- Interactive map of Crestview
- Country: United States
- State: Texas
- City: Austin
- Time zone: UTC-6 (CST)
- • Summer (DST): UTC-5 (CDT)
- ZIP Codes: 78757
- Area codes: 512, 737

= Crestview, Austin, Texas =

Crestview, Austin, Texas is a neighborhood in north central Austin, in the U.S. state of Texas.

Crestview is located in ZIP code 78757. The Crestview neighborhood was built by developer A.B. Beddow on the site of an old dairy farm in the 1950s and early 1960s. Crestview is bordered by Wooten and West Anderson Lane to the north, Allandale and Burnet Road to the west, Brentwood and Justin Lane to the south, and the Highland neighborhood and North Lamar Boulevard to the east. It is located north of the city's urban core.

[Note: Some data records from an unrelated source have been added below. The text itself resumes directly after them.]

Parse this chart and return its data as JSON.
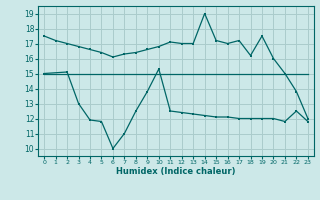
{
  "xlabel": "Humidex (Indice chaleur)",
  "bg_color": "#cce8e8",
  "grid_color": "#aacccc",
  "line_color": "#006666",
  "xlim": [
    -0.5,
    23.5
  ],
  "ylim": [
    9.5,
    19.5
  ],
  "yticks": [
    10,
    11,
    12,
    13,
    14,
    15,
    16,
    17,
    18,
    19
  ],
  "xticks": [
    0,
    1,
    2,
    3,
    4,
    5,
    6,
    7,
    8,
    9,
    10,
    11,
    12,
    13,
    14,
    15,
    16,
    17,
    18,
    19,
    20,
    21,
    22,
    23
  ],
  "series1_x": [
    0,
    1,
    2,
    3,
    4,
    5,
    6,
    7,
    8,
    9,
    10,
    11,
    12,
    13,
    14,
    15,
    16,
    17,
    18,
    19,
    20,
    21,
    22,
    23
  ],
  "series1_y": [
    17.5,
    17.2,
    17.0,
    16.8,
    16.6,
    16.4,
    16.1,
    16.3,
    16.4,
    16.6,
    16.8,
    17.1,
    17.0,
    17.0,
    19.0,
    17.2,
    17.0,
    17.2,
    16.2,
    17.5,
    16.0,
    15.0,
    13.8,
    12.0
  ],
  "series2_x": [
    0,
    1,
    2,
    3,
    4,
    5,
    6,
    7,
    8,
    9,
    10,
    11,
    12,
    13,
    14,
    15,
    16,
    17,
    18,
    19,
    20,
    21,
    22,
    23
  ],
  "series2_y": [
    15.0,
    15.0,
    15.0,
    15.0,
    15.0,
    15.0,
    15.0,
    15.0,
    15.0,
    15.0,
    15.0,
    15.0,
    15.0,
    15.0,
    15.0,
    15.0,
    15.0,
    15.0,
    15.0,
    15.0,
    15.0,
    15.0,
    15.0,
    15.0
  ],
  "series3_x": [
    0,
    2,
    3,
    4,
    5,
    6,
    7,
    8,
    9,
    10,
    11,
    12,
    13,
    14,
    15,
    16,
    17,
    18,
    19,
    20,
    21,
    22,
    23
  ],
  "series3_y": [
    15.0,
    15.1,
    13.0,
    11.9,
    11.8,
    10.0,
    11.0,
    12.5,
    13.8,
    15.3,
    12.5,
    12.4,
    12.3,
    12.2,
    12.1,
    12.1,
    12.0,
    12.0,
    12.0,
    12.0,
    11.8,
    12.5,
    11.8
  ]
}
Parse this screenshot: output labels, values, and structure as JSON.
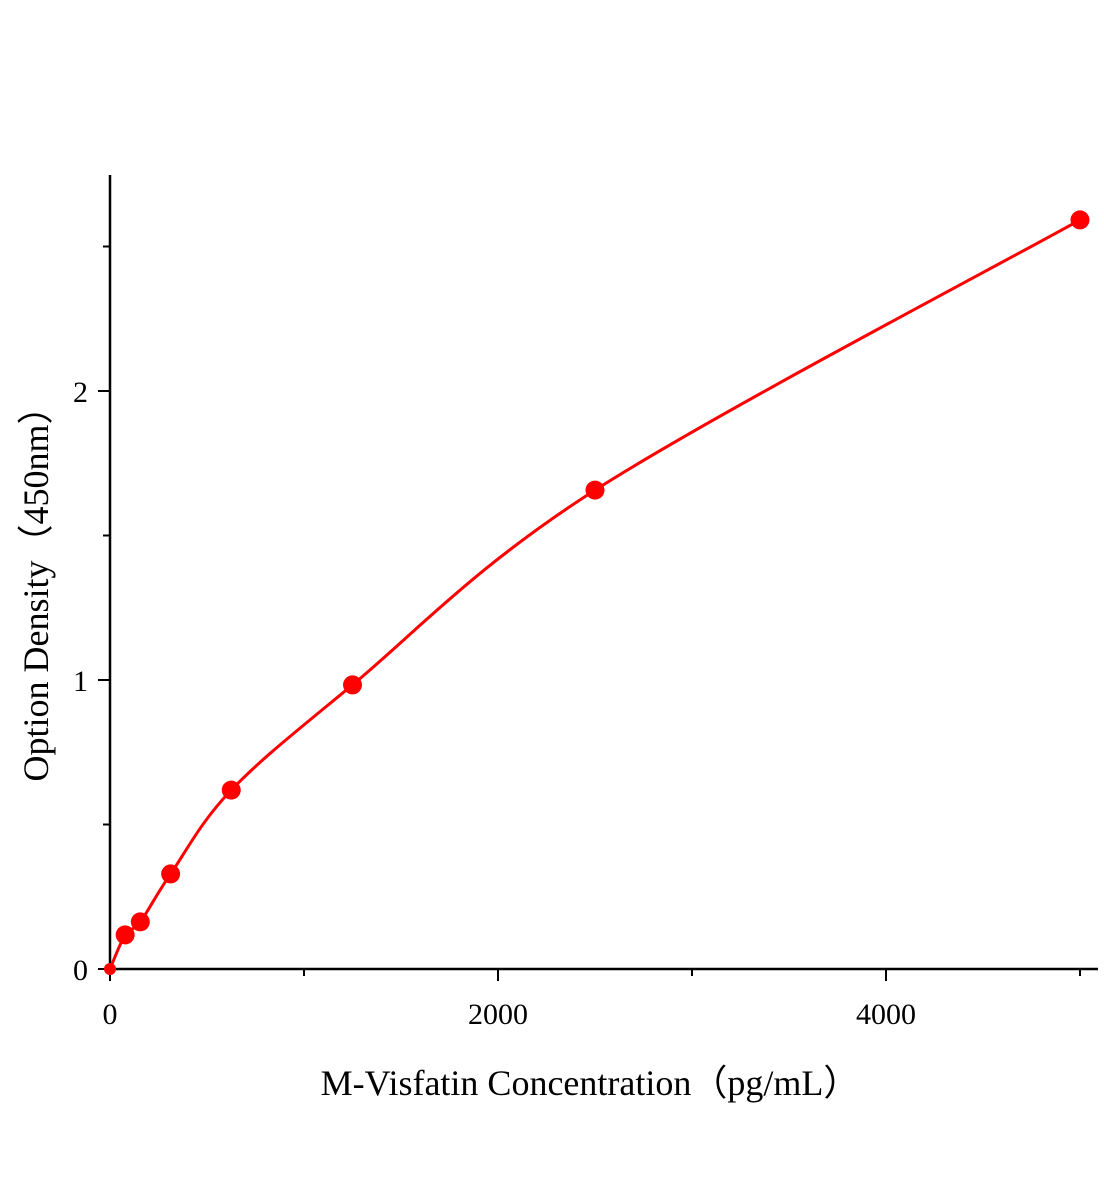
{
  "chart_data": {
    "type": "scatter",
    "title": "",
    "xlabel": "M-Visfatin Concentration（pg/mL）",
    "ylabel": "Option Density（450nm）",
    "xlim": [
      0,
      5100
    ],
    "ylim": [
      0,
      2.75
    ],
    "x_ticks": [
      "0",
      "2000",
      "4000"
    ],
    "x_tick_values": [
      0,
      2000,
      4000
    ],
    "x_minor_ticks": [
      1000,
      3000,
      5000
    ],
    "y_ticks": [
      "0",
      "1",
      "2"
    ],
    "y_tick_values": [
      0,
      1,
      2
    ],
    "y_minor_ticks": [
      0.5,
      1.5,
      2.5
    ],
    "grid": false,
    "color": "#ff0000",
    "series": [
      {
        "x": [
          0,
          78.125,
          156.25,
          312.5,
          625,
          1250,
          2500,
          5000
        ],
        "y": [
          0.0,
          0.118,
          0.163,
          0.329,
          0.619,
          0.983,
          1.657,
          2.592
        ],
        "fit_curve": true
      }
    ]
  }
}
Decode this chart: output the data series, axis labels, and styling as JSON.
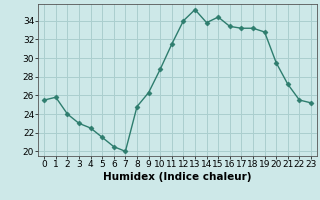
{
  "x": [
    0,
    1,
    2,
    3,
    4,
    5,
    6,
    7,
    8,
    9,
    10,
    11,
    12,
    13,
    14,
    15,
    16,
    17,
    18,
    19,
    20,
    21,
    22,
    23
  ],
  "y": [
    25.5,
    25.8,
    24.0,
    23.0,
    22.5,
    21.5,
    20.5,
    20.0,
    24.8,
    26.3,
    28.8,
    31.5,
    34.0,
    35.2,
    33.8,
    34.4,
    33.4,
    33.2,
    33.2,
    32.8,
    29.5,
    27.2,
    25.5,
    25.2
  ],
  "line_color": "#2e7d6e",
  "marker": "D",
  "marker_size": 2.5,
  "bg_color": "#cde8e8",
  "grid_color": "#aacece",
  "xlabel": "Humidex (Indice chaleur)",
  "ylim": [
    19.5,
    35.8
  ],
  "xlim": [
    -0.5,
    23.5
  ],
  "yticks": [
    20,
    22,
    24,
    26,
    28,
    30,
    32,
    34
  ],
  "xtick_labels": [
    "0",
    "1",
    "2",
    "3",
    "4",
    "5",
    "6",
    "7",
    "8",
    "9",
    "10",
    "11",
    "12",
    "13",
    "14",
    "15",
    "16",
    "17",
    "18",
    "19",
    "20",
    "21",
    "22",
    "23"
  ],
  "tick_fontsize": 6.5,
  "xlabel_fontsize": 7.5
}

Some local icons have deep roots, including the former Minimax grocery store (est. 1953, now an Arlan's) while other landmarks such as the 120 ft mosaic Wall of Welcome (March 2008) are more recent arrivals. The neighborhood largely residential. It is filled with single-family bungalows, mid-century ranch homes and apartments. The Crestview Station, located at North Lamar and Airport Boulevard, is a commuter rail station for Austin's Capital MetroRail that opened in 2010. The station prompted the construction of a new mixed-use development known as Midtown Commons.

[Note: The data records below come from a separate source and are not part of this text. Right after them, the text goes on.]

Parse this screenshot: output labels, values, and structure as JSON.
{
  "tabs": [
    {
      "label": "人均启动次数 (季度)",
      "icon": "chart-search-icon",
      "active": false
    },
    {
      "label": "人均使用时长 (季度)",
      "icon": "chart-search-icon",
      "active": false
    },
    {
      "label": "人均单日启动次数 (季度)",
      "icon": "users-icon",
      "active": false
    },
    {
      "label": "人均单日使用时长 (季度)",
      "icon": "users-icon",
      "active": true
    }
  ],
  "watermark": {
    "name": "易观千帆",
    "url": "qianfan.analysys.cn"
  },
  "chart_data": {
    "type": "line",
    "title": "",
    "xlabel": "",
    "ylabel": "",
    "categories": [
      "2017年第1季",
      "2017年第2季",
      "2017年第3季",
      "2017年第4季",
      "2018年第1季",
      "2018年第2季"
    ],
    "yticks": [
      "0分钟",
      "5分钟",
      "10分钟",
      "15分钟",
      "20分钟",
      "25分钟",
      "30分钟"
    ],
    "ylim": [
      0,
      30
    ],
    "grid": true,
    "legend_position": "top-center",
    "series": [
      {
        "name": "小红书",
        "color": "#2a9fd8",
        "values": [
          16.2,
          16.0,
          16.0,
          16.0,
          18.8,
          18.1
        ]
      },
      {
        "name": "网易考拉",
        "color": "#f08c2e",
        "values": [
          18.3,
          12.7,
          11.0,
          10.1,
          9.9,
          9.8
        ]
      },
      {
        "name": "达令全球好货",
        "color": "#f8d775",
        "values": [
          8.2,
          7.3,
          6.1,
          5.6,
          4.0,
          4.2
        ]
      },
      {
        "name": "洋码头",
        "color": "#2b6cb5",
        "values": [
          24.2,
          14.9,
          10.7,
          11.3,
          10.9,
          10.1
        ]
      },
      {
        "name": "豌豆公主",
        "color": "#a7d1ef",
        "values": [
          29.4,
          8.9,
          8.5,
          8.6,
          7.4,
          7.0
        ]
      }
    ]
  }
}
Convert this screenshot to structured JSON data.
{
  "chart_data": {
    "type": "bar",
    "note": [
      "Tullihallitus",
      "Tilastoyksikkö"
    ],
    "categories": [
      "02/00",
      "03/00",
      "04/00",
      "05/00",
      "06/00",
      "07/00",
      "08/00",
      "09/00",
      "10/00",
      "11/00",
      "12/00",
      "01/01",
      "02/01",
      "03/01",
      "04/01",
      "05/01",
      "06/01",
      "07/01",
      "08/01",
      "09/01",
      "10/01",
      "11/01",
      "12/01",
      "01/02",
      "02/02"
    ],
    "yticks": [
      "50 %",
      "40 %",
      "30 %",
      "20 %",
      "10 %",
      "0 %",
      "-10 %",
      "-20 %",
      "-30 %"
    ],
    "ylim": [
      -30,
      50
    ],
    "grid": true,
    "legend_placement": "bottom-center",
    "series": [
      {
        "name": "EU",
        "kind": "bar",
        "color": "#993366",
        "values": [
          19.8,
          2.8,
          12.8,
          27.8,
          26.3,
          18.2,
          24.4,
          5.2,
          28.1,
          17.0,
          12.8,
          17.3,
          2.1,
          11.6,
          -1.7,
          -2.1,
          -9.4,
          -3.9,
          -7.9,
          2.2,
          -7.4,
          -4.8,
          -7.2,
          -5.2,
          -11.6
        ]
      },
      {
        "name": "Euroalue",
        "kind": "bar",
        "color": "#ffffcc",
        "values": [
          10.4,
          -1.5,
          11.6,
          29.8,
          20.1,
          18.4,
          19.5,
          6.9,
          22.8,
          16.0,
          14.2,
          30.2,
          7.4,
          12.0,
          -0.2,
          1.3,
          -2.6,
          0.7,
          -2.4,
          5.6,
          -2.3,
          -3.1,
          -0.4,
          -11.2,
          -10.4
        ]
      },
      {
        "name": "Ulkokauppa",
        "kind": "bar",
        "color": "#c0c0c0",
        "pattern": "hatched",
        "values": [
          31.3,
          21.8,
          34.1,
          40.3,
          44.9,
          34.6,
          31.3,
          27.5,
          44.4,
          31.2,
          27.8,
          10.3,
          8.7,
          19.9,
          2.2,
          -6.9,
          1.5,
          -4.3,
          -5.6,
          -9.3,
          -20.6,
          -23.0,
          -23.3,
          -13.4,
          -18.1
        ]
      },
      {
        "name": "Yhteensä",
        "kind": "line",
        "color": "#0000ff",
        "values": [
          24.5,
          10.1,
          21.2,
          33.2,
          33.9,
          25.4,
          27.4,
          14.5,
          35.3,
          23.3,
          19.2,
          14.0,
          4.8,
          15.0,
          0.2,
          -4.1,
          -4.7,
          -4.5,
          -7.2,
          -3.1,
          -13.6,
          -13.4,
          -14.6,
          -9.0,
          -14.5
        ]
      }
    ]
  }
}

Crestwood is located entirely within City Council District 7.

==Demographics==
According to data from the U.S. Census Bureau, the median age in Crestview is 35.7 years and the median family income is more than $54,000 a year. Forty-six percent of Crestview residents are married, about 30 percent are single, about 15 percent are divorced, and about 9 percent are widowed. More than 80 percent of the neighborhood's households are childless.

==Real estate trends==
As of June 21, 2013 the Crestview neighborhood has seen a 19% increase in year over year sales volume. Inventory rates remain very low with a total of 3 months' worth of homes currently listed for sale and an average Days on Market of less than 20 days. Foreclosures and/or distressed sales are uncommon in this market given the high demand. Conventional financing makes up roughly 75% of all residential real estate transactions. Typical single-family homes range from $240,000 to $290,000 with a high of over $600,000.

==Education==

===Public schools===
Crestview is located in the Austin Independent School District.